What are the merits of telephone counselling?

Telephone counselling is becoming more popular as an alternative to face to face work. In terms of practicality, it has the benefits of being cost effective due to having no travelling expenses attached. It's also generally cheaper than face to face counselling. It's also less time consuming so it's suitable for very busy people who just don't have time to spare. It's ideal for people who live in geographically isolated areas, those who don't have access to transport or have difficulty with mobility. There is also no stress from having to find a baby sitter or parking spaces.

If a prospective client is feeling low and unmotivated then telephone counselling takes much less effort than having to get ready to see a face to face counsellor. From the familiarity of their own homes clients can feel safe and secure and phone the counsellor at a pre- arranged time. They can even have their tea or coffee ready at hand. The skilled counsellor will listen attentively to, not only the content of what the client is expressing, but also to the pitch and tone of their voice. The paragraph below conveys well how tone can betray how a client is really feeling in contrast to what they are saying.

"For words come from the mind, grow by study and art, but tone leaps from the inner self, revealing the state of the heart. Words may be mild and fair but the tone may pierce like a dart. Words may be soft as the summer air but the tone may break my heart"

Of course, the counsellor who is seeing a client for a face to face session also has visual clues about their clients. This is the main difference of course but needn't be seen (no pun intended) as an obstacle when choosing telephone counselling. There are other factors which can be cited in telephone counselling's favour. For instance, the close connection which can be created through the shared exchange of voices, each person listening and responding in that intimate space. Conversely, the physical separation between client and counsellor can help the client express their emotions more freely. Issues which might make the client inhibited or self conscious might be less daunting to bring up, given the anonymity that phone counselling affords.

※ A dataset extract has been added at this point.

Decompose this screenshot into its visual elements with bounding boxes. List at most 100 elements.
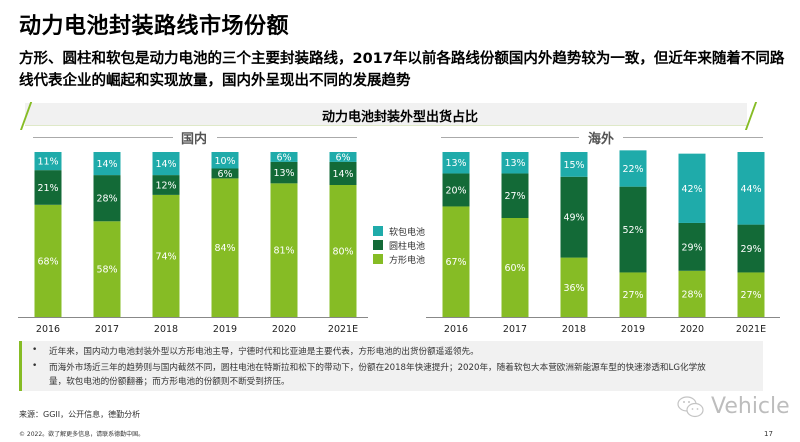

For some clients the very nature of telephone counselling means that they might 'risk' disclosing to the counsellor sooner than they might in a face to face encounter. This can 'speed' up the counselling process allowing the client to feel a sense of progress more quickly. Just two or three sessions of telephone counselling can greatly benefit the client. In the end of course it comes down to personal choice as to whether a prospective client chooses telephone or face to face counselling. This has been a very brief look at the merits of telephone counselling but there's no doubt that it is a very valuable alternative form of counselling.